I find myself wanting to talk to Micah about these things, but it ususally leads me to questions inside of myself. How do I answer his questions when sometimes I don't know how to really answer mine? And I am starting to think that there really aren't good answers for alot of these questions. At least ones that I have discovered. I don't want Micah coming to God and asking Jesus into his heart just so that he will go to heaven someday out of fear. I don't really believe that is the only reason to believe in God.

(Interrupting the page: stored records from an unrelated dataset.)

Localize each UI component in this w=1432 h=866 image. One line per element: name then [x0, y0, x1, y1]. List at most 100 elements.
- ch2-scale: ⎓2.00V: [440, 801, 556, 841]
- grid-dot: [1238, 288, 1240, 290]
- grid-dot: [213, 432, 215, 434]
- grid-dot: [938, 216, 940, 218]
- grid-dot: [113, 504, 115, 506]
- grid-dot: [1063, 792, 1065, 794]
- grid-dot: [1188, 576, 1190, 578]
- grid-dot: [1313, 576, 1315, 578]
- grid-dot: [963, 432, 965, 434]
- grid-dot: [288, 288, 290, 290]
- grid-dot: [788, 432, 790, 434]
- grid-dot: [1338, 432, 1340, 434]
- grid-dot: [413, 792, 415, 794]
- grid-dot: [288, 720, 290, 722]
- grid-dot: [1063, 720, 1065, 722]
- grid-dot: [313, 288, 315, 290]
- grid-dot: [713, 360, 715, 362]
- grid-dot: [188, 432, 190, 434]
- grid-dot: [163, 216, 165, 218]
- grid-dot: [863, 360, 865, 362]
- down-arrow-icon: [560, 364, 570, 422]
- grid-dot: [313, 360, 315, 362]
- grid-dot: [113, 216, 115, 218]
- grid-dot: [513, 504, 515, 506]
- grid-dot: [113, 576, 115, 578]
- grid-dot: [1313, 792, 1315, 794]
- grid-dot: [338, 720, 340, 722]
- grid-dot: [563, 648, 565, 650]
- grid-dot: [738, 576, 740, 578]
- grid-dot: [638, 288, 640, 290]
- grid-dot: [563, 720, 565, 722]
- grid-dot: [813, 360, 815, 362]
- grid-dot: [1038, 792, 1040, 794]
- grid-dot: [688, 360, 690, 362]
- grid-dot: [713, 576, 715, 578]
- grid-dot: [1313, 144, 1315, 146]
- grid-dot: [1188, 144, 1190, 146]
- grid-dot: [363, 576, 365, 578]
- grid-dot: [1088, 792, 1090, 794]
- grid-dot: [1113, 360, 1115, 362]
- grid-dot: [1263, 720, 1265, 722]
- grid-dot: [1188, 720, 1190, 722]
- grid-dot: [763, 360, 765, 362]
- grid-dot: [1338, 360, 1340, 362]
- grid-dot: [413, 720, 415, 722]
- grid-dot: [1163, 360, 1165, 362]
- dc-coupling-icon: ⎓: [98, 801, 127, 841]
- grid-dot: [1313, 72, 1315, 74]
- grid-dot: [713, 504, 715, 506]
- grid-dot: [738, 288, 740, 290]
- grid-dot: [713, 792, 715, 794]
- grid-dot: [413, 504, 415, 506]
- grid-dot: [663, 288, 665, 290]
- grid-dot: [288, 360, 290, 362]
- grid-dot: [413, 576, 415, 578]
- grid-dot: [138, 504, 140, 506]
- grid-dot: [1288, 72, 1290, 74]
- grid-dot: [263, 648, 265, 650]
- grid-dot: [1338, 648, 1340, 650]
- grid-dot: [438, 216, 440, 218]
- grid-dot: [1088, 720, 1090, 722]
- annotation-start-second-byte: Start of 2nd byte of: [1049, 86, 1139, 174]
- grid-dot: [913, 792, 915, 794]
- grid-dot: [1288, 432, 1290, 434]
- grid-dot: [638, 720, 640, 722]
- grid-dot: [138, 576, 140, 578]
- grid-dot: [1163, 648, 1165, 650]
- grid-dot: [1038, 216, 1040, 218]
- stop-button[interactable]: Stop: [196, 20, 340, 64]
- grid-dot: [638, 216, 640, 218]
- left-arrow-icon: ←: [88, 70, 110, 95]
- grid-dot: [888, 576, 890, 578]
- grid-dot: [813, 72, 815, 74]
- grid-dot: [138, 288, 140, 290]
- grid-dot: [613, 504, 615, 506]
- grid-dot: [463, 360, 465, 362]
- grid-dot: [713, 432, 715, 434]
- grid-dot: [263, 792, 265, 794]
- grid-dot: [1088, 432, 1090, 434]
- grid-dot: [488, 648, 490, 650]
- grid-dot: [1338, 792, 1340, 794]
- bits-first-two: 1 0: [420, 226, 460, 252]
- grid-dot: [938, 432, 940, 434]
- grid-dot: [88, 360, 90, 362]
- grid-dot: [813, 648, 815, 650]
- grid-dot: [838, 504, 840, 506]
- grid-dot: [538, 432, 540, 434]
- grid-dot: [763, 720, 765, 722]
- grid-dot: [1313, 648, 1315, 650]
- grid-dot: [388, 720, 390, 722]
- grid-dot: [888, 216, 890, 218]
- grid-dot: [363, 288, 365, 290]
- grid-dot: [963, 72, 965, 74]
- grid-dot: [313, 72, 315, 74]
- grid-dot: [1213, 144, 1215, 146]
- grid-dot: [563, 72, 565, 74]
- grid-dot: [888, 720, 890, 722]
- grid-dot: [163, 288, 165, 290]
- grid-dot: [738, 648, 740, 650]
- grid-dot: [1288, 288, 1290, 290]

I want Micah to know that to his mommy and daddy believing that Jesus died for my sins is so liberating because I don't have to live with the shame of sin any longer. I am forgiven. I was able to broach this subject with him later that night. A half hour after I had put Micah to bed he yelled for me that he needed to go potty again. I said he could get up and then I met him in the bathroom. With his underware and jammies somewhere in the vacinity of his knees he looked at me and said nervously, "Mommy?" "Yes Micah", I sighed a very deep sigh. "You know the bowl of pretzels you gave me for snack?" (this was hours ago, like 11 am) hmmm. "Well, I need to brush my teeth again." *he shows me his teeth* "What do you mean Micah?" I asked. "It was by my treasure chest and I need to brush my teeth again." me now, "Micah do you mean that you ate some pretzels just now?" He nods his head all the while pretending he has to go potty still. "Micah does that mean you got out of your bed after Mommy put you to bed?" he nods his head again and says a small yes. "Micah, is that why you told mommy you needed to go potty cause you wanted to tell me that you got pretzels?" "yes mommy." I sat there on his little step stool thinking about what to say next. "What normally would happen if you got out of your bed after I have put you to bed?" "A spanking" he says quietly. I sigh again slowly, "Micah, I am going to forgive you. Do you know why?" he shakes his head. "I am going to forgive you cause you were honest with me and you told me what you had done. I really appreciate that. It was a good decision, a good choice. What do you say to me when you have done something you aren't supposed to do?" "I'm sorry mommy." I pull up his pants and give him a hug and tell him to get into bed with an I love you.
There are so many opputunities like this to "teach" our children things. The problem for me is they come so often when I am tired and not ready. I feel like I have to be "on" 24/7 with this little man. He is so smart and he gets it. I know he does. He really gets it. I hope I can get it too. I don't want to miss these teachable moments. They are huge! The oppurtunity to show him why he needs to be forgiven, even for something simple like sneaking pretzels after he has been put to bed. Wow, I am tired. It was a good day to be a mommy though.